HIPAA Compliant RDP Server: VPN and Encryption
HIPAA compliant RDP servers and remote access software should never be internet facing, the server must be hidden from public view. A virtual private network (VPN) allows encryption for both the user and the server, creating a secure channel to connect to a corporate network. By utilizing a VPN, remote access to a corporate server is enabled, while ensuring that data is not exposed.
This is why it is recommended that healthcare organizations and business associates utilize a VPN to securely connect to an RDP server or remote access software that’s HIPAA compliant. HIPAA requires encryption to secure the protected health information (PHI) that is transmitted through them. As VPN allows internet traffic to be encrypted, while hiding users from public view, it satisfies data security requirements set forth by HIPAA.
Not only does patient data need to be encrypted, employees’ login and password information must be encrypted to prevent unauthorized access to remote access software. In addition, all encrypted data must be stored in a secure central location for HIPAA compliant remote access. Although VPN provides a secure means for remote access to data, it is essential to ensure that the VPN software remains secure and HIPAA compliant by regularly checking for updates and implementing patches to minimize vulnerabilities.

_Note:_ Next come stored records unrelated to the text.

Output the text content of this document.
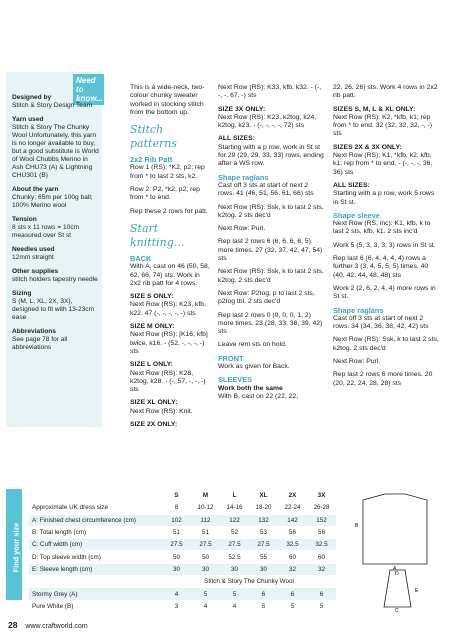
Need to know...
Designed by
Stitch & Story Design Team
Yarn used
Stitch & Story The Chunky Wool Unfortunately, this yarn is no longer available to buy, but a good substitute is World of Wool Chubbs Merino in Ash CHU73 (A) & Lightning CHU301 (B)
About the yarn
Chunky; 65m per 100g ball; 100% Merino wool
Tension
8 sts x 11 rows = 10cm measured over St st
Needles used
12mm straight
Other supplies
stitch holders tapestry needle
Sizing
S (M, L, XL, 2X, 3X), designed to fit with 13-23cm ease
Abbreviations
See page 78 for all abbreviations

This is a wide-neck, two-colour chunky sweater worked in stocking stitch from the bottom up.

Stitch patterns
2x2 Rib Patt

Row 1 (RS): *K2, p2; rep from * to last 2 sts, k2.

Row 2: P2, *k2, p2; rep from * to end.

Rep these 2 rows for patt.

Start knitting...
BACK

With A, cast on 46 (50, 58, 62, 66, 74) sts. Work in 2x2 rib patt for 4 rows.

SIZE S ONLY:

Next Row (RS): K23, kfb, k22. 47 (-, -, -, -, -) sts

SIZE M ONLY:

Next Row (RS): [K16, kfb] twice, k16. - (52, -, -, -, -) sts

SIZE L ONLY:

Next Row (RS): K28, k2tog, k28. - (-, 57, -, -, -) sts

SIZE XL ONLY:

Next Row (RS): Knit.

SIZE 2X ONLY:

Next Row (RS): K33, kfb, k32. - (-, -, -, 67, -) sts

SIZE 3X ONLY:

Next Row (RS): K23, k2tog, k24, k2tog, k23. - (-, -, -, -, 72) sts

ALL SIZES:

Starting with a p row, work in St st for 29 (29, 29, 33, 33) rows, ending after a WS row.

Shape raglans

Cast off 3 sts at start of next 2 rows. 41 (46, 51, 56, 61, 66) sts

Next Row (RS): Ssk, k to last 2 sts, k2tog. 2 sts dec'd

Next Row: Purl.

Rep last 2 rows 6 (6, 6, 6, 6, 5) more times. 27 (32, 37, 42, 47, 54) sts

Next Row (RS): Ssk, k to last 2 sts, k2tog. 2 sts dec'd

Next Row: P2tog, p to last 2 sts, p2tog tbl. 2 sts dec'd

Rep last 2 rows 0 (0, 0, 0, 1, 2) more times. 23 (28, 33, 38, 39, 42) sts

Leave rem sts on hold.

FRONT

Work as given for Back.

SLEEVES
Work both the same

With B, cast on 22 (22, 22,

22, 26, 26) sts. Work 4 rows in 2x2 rib patt.

SIZES S, M, L & XL ONLY:

Next Row (RS): K2, *kfb, k1; rep from * to end. 32 (32, 32, 32, -, -) sts

SIZES 2X & 3X ONLY:

Next Row (RS): K1, *kfb, k2, kfb, k1; rep from * to end. - (-, -, -, 36, 36) sts

ALL SIZES:

Starting with a p row, work 5 rows in St st.

Shape sleeve

Next Row (RS, inc): K1, kfb, k to last 2 sts, kfb, k1. 2 sts inc'd

Work 5 (5, 3, 3, 3, 3) rows in St st.

Rep last 6 (6, 4, 4, 4, 4) rows a further 3 (3, 4, 5, 5, 5) times. 40 (40, 42, 44, 48, 48) sts

Work 2 (2, 6, 2, 4, 4) more rows in St st.

Shape raglans

Cast off 3 sts at start of next 2 rows. 34 (34, 36, 38, 42, 42) sts

Next Row (RS): Ssk, k to last 2 sts, k2tog. 2 sts dec'd

Next Row: Purl.

Rep last 2 rows 6 more times. 20 (20, 22, 24, 28, 28) sts

Find your size
	S	M	L	XL	2X	3X
Approximate UK dress size	8	10-12	14-16	18-20	22-24	26-28
A: Finished chest circumference (cm)	102	112	122	132	142	152
B: Total length (cm)	51	51	52	53	56	56
C: Cuff width (cm)	27.5	27.5	27.5	27.5	32.5	32.5
D: Top sleeve width (cm)	50	50	52.5	55	60	60
E: Sleeve length (cm)	30	30	30	30	32	32
	Stitch & Story The Chunky Wool					
Stormy Grey (A)	4	5	5	6	6	6
Pure White (B)	3	4	4	5	5	5
A
B
C
D
E
28 www.craftworld.com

HIPAA Compliant RDP Server: Authentication Controls
To ensure that only authorized users have access to an organization’s RDP server, each employee must be given unique login credentials to access the data on the RDP server. Organizations should also implement multi-factor authentication (MFA). MFA utilizes multiple unique login credentials such as a username and password in combination with security questions of a one-time PIN. MFA increases data security as it is less likely that unauthorized individuals will gain access to a series of login credentials.
HIPAA Compliant RDP Server: Audit Logs
Audit logs track access to PHI, including what information was accessed, who accessed it, and how long they accessed it for. HIPAA requires healthcare organizations, their employees, and business associates to access only the PHI required to perform a job function, known as the minimum necessary standard.
The issuance of unique login credentials allows organizations to determine regular access patterns of PHI for each employee. As such, keeping and regularly monitoring audit logs ensures adherence to this standard. Audit logs can also be crucial to detecting unauthorized access to PHI.